The Interest charge domestic International sales corporation aka IC-DISC is an interesting tax solution that many financial advisors that have business owner clients with international sales are completely unaware of. It has greater personal tax planning utility for the business owner.
An IC-DISC is a corporation that receives tax exempt status for federal tax purposes if it is engaged in export sales. Of course, there are many hoops to jump through – (1) At least 95 percent of the export sales must qualify as qualified export receipts. (2) At least 95% of the asset must be qualified export assets (3) The IC-DISC must have only one class of stock and at least 2500 of capital.
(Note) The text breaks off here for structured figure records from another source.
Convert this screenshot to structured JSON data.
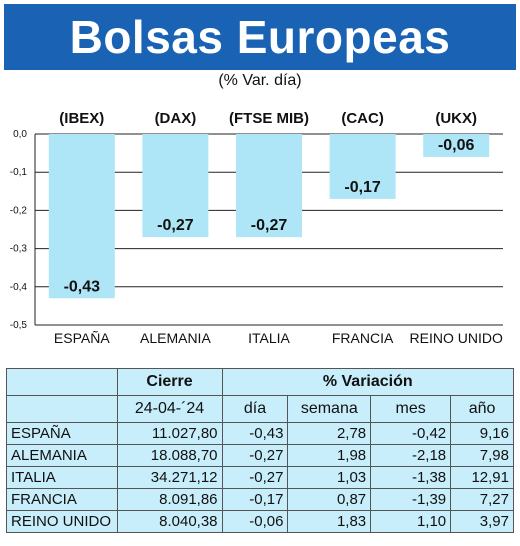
{
  "header": {
    "title": "Bolsas Europeas",
    "subtitle": "(% Var. día)"
  },
  "chart_data": {
    "type": "bar",
    "categories": [
      "ESPAÑA",
      "ALEMANIA",
      "ITALIA",
      "FRANCIA",
      "REINO UNIDO"
    ],
    "indices": [
      "(IBEX)",
      "(DAX)",
      "(FTSE MIB)",
      "(CAC)",
      "(UKX)"
    ],
    "values": [
      -0.43,
      -0.27,
      -0.27,
      -0.17,
      -0.06
    ],
    "value_labels": [
      "-0,43",
      "-0,27",
      "-0,27",
      "-0,17",
      "-0,06"
    ],
    "y_ticks": [
      0.0,
      -0.1,
      -0.2,
      -0.3,
      -0.4,
      -0.5
    ],
    "y_tick_labels": [
      "0,0",
      "-0,1",
      "-0,2",
      "-0,3",
      "-0,4",
      "-0,5"
    ],
    "ylim": [
      -0.5,
      0.0
    ],
    "grid": true,
    "bar_color": "#aee6f7"
  },
  "table": {
    "group_headers": {
      "cierre": "Cierre",
      "variacion": "% Variación"
    },
    "column_headers": {
      "date": "24-04-´24",
      "dia": "día",
      "semana": "semana",
      "mes": "mes",
      "ano": "año"
    },
    "rows": [
      {
        "country": "ESPAÑA",
        "cierre": "11.027,80",
        "dia": "-0,43",
        "semana": "2,78",
        "mes": "-0,42",
        "ano": "9,16"
      },
      {
        "country": "ALEMANIA",
        "cierre": "18.088,70",
        "dia": "-0,27",
        "semana": "1,98",
        "mes": "-2,18",
        "ano": "7,98"
      },
      {
        "country": "ITALIA",
        "cierre": "34.271,12",
        "dia": "-0,27",
        "semana": "1,03",
        "mes": "-1,38",
        "ano": "12,91"
      },
      {
        "country": "FRANCIA",
        "cierre": "8.091,86",
        "dia": "-0,17",
        "semana": "0,87",
        "mes": "-1,39",
        "ano": "7,27"
      },
      {
        "country": "REINO UNIDO",
        "cierre": "8.040,38",
        "dia": "-0,06",
        "semana": "1,83",
        "mes": "1,10",
        "ano": "3,97"
      }
    ]
  }
}
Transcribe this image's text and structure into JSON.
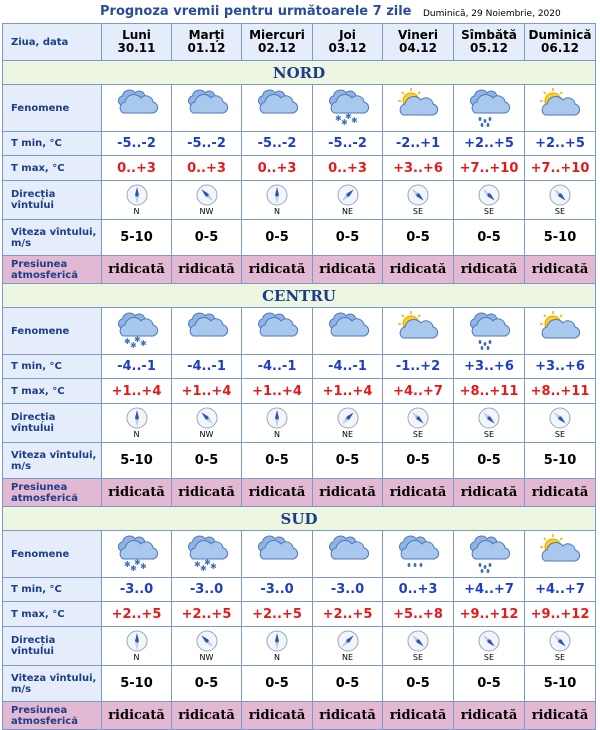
{
  "header": {
    "title": "Prognoza vremii pentru următoarele 7 zile",
    "date": "Duminică, 29 Noiembrie, 2020"
  },
  "columns": {
    "label": "Ziua, data",
    "days": [
      {
        "name": "Luni",
        "date": "30.11"
      },
      {
        "name": "Marți",
        "date": "01.12"
      },
      {
        "name": "Miercuri",
        "date": "02.12"
      },
      {
        "name": "Joi",
        "date": "03.12"
      },
      {
        "name": "Vineri",
        "date": "04.12"
      },
      {
        "name": "Sîmbătă",
        "date": "05.12"
      },
      {
        "name": "Duminică",
        "date": "06.12"
      }
    ]
  },
  "row_labels": {
    "phenomena": "Fenomene",
    "tmin": "T min, °C",
    "tmax": "T max, °C",
    "wind_dir": "Direcția vîntului",
    "wind_speed": "Viteza vîntului, m/s",
    "pressure": "Presiunea atmosferică"
  },
  "regions": [
    {
      "name": "NORD",
      "icons": [
        "cloudy",
        "cloudy",
        "cloudy",
        "cloudy-snow",
        "partly-cloudy",
        "cloudy-rain",
        "partly-cloudy"
      ],
      "tmin": [
        "-5..-2",
        "-5..-2",
        "-5..-2",
        "-5..-2",
        "-2..+1",
        "+2..+5",
        "+2..+5"
      ],
      "tmax": [
        "0..+3",
        "0..+3",
        "0..+3",
        "0..+3",
        "+3..+6",
        "+7..+10",
        "+7..+10"
      ],
      "wind_dir": [
        "N",
        "NW",
        "N",
        "NE",
        "SE",
        "SE",
        "SE"
      ],
      "wind_speed": [
        "5-10",
        "0-5",
        "0-5",
        "0-5",
        "0-5",
        "0-5",
        "5-10"
      ],
      "pressure": [
        "ridicată",
        "ridicată",
        "ridicată",
        "ridicată",
        "ridicată",
        "ridicată",
        "ridicată"
      ]
    },
    {
      "name": "CENTRU",
      "icons": [
        "cloudy-snow",
        "cloudy",
        "cloudy",
        "cloudy",
        "partly-cloudy",
        "cloudy-rain",
        "partly-cloudy"
      ],
      "tmin": [
        "-4..-1",
        "-4..-1",
        "-4..-1",
        "-4..-1",
        "-1..+2",
        "+3..+6",
        "+3..+6"
      ],
      "tmax": [
        "+1..+4",
        "+1..+4",
        "+1..+4",
        "+1..+4",
        "+4..+7",
        "+8..+11",
        "+8..+11"
      ],
      "wind_dir": [
        "N",
        "NW",
        "N",
        "NE",
        "SE",
        "SE",
        "SE"
      ],
      "wind_speed": [
        "5-10",
        "0-5",
        "0-5",
        "0-5",
        "0-5",
        "0-5",
        "5-10"
      ],
      "pressure": [
        "ridicată",
        "ridicată",
        "ridicată",
        "ridicată",
        "ridicată",
        "ridicată",
        "ridicată"
      ]
    },
    {
      "name": "SUD",
      "icons": [
        "cloudy-snow",
        "cloudy-snow",
        "cloudy",
        "cloudy",
        "cloudy-drizzle",
        "cloudy-rain",
        "partly-cloudy"
      ],
      "tmin": [
        "-3..0",
        "-3..0",
        "-3..0",
        "-3..0",
        "0..+3",
        "+4..+7",
        "+4..+7"
      ],
      "tmax": [
        "+2..+5",
        "+2..+5",
        "+2..+5",
        "+2..+5",
        "+5..+8",
        "+9..+12",
        "+9..+12"
      ],
      "wind_dir": [
        "N",
        "NW",
        "N",
        "NE",
        "SE",
        "SE",
        "SE"
      ],
      "wind_speed": [
        "5-10",
        "0-5",
        "0-5",
        "0-5",
        "0-5",
        "0-5",
        "5-10"
      ],
      "pressure": [
        "ridicată",
        "ridicată",
        "ridicată",
        "ridicată",
        "ridicată",
        "ridicată",
        "ridicată"
      ]
    }
  ],
  "colors": {
    "title": "#2a4d9a",
    "tmin": "#1b3ec7",
    "tmax": "#e51b1b",
    "pressure_bg": "#e3b8d3",
    "section_bg": "#ecf6e1",
    "label_bg": "#e4edf9"
  }
}
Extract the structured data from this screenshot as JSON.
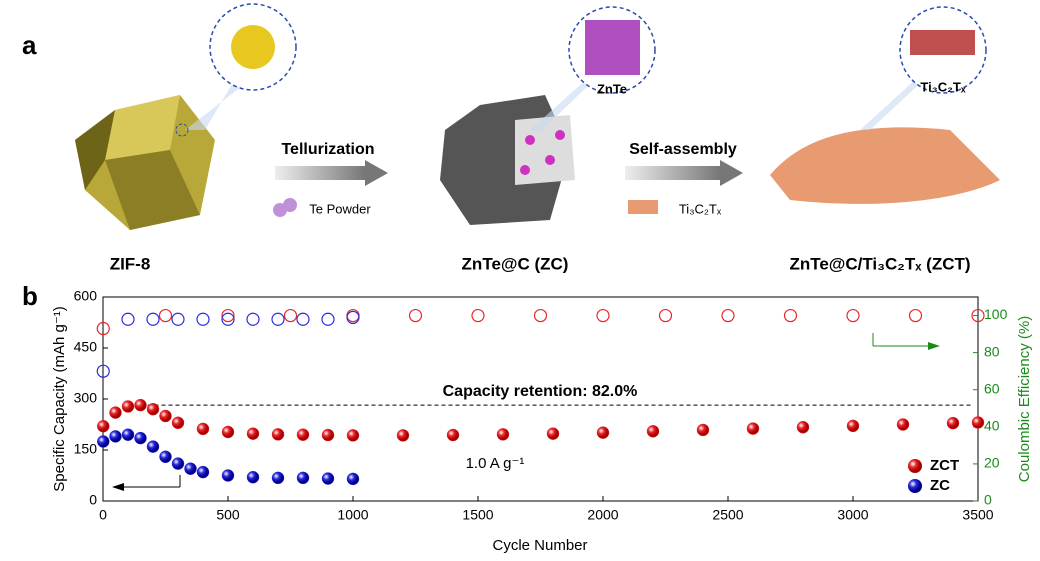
{
  "panels": {
    "a": "a",
    "b": "b"
  },
  "schematic": {
    "step1": "ZIF-8",
    "step2": "ZnTe@C (ZC)",
    "step3": "ZnTe@C/Ti₃C₂Tₓ (ZCT)",
    "arrow1": "Tellurization",
    "reagent1": "Te Powder",
    "arrow2": "Self-assembly",
    "reagent2": "Ti₃C₂Tₓ",
    "inset2": "ZnTe",
    "inset3": "Ti₃C₂Tₓ"
  },
  "chart_data": {
    "type": "scatter",
    "xlabel": "Cycle Number",
    "ylabel": "Specific Capacity (mAh g⁻¹)",
    "y2label": "Coulombic Efficiency (%)",
    "annotations": [
      "Capacity retention: 82.0%",
      "1.0 A g⁻¹"
    ],
    "xlim": [
      0,
      3500
    ],
    "xticks": [
      0,
      500,
      1000,
      1500,
      2000,
      2500,
      3000,
      3500
    ],
    "ylim": [
      0,
      600
    ],
    "yticks": [
      0,
      150,
      300,
      450,
      600
    ],
    "y2lim": [
      0,
      110
    ],
    "y2ticks": [
      0,
      20,
      40,
      60,
      80,
      100
    ],
    "legend": "lower right",
    "series": [
      {
        "name": "ZCT",
        "color": "#e8262a",
        "x": [
          1,
          50,
          100,
          150,
          200,
          250,
          300,
          400,
          500,
          600,
          700,
          800,
          900,
          1000,
          1200,
          1400,
          1600,
          1800,
          2000,
          2200,
          2400,
          2600,
          2800,
          3000,
          3200,
          3400,
          3500
        ],
        "values": [
          220,
          260,
          278,
          282,
          270,
          250,
          230,
          212,
          203,
          198,
          196,
          195,
          194,
          193,
          193,
          194,
          196,
          198,
          201,
          205,
          209,
          213,
          217,
          221,
          225,
          229,
          231
        ]
      },
      {
        "name": "ZC",
        "color": "#2a2ae0",
        "x": [
          1,
          50,
          100,
          150,
          200,
          250,
          300,
          350,
          400,
          500,
          600,
          700,
          800,
          900,
          1000
        ],
        "values": [
          175,
          190,
          195,
          185,
          160,
          130,
          110,
          95,
          85,
          75,
          70,
          68,
          68,
          66,
          65
        ]
      },
      {
        "color": "#e8262a",
        "axis": "y2",
        "x": [
          1,
          250,
          500,
          750,
          1000,
          1250,
          1500,
          1750,
          2000,
          2250,
          2500,
          2750,
          3000,
          3250,
          3500
        ],
        "values": [
          93,
          100,
          100,
          100,
          100,
          100,
          100,
          100,
          100,
          100,
          100,
          100,
          100,
          100,
          100
        ]
      },
      {
        "color": "#2a2ae0",
        "axis": "y2",
        "x": [
          1,
          100,
          200,
          300,
          400,
          500,
          600,
          700,
          800,
          900,
          1000
        ],
        "values": [
          70,
          98,
          98,
          98,
          98,
          98,
          98,
          98,
          98,
          98,
          99
        ]
      }
    ]
  }
}
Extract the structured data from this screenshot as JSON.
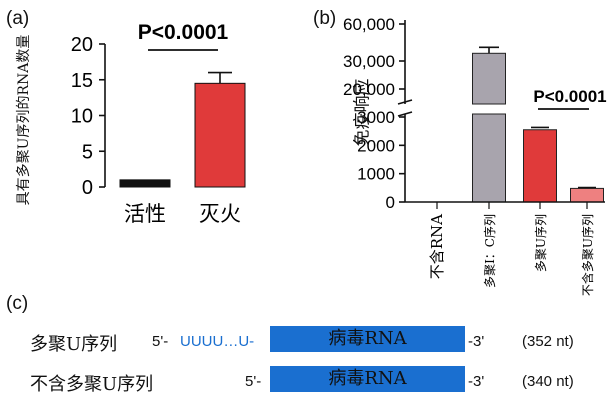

The IC-DISC acts as a commission agent for the Principal (parent operating company) in its export sales. The operating business is able to take a tax deduction for this commission payment. The IC-DISC can capture the greater of 4 percent of qualified export receipts or 50 percent of combined taxable income. The annual limit is $10 million of qualified export receipts. The annual tax cost is a small toll charge equal to to an interest charge on DISC income based on the T-bill rate. Deferred IC-DISC profits can be reinvested through loans known as Producer Loans back into the operating business. Distributions to the business owner receive qualified dividend treatment – 20 percent. Here is the kicker – several tax court cases have ruled favorably on the ownership of IC-DISC shares within a self-directed Roth IRA.
In summary what I am saying is the following – a business owner with export sales can convert the foreign income into income that can be deferred at a minimal tax cost and distributed as a qualified dividend instead of taxation at ordinary rates. The self-directed Roth IRA converts the dividend income which is all of the income from the IC-DISC into tax-free income. How good is that!
Of course, the devil is always in the details.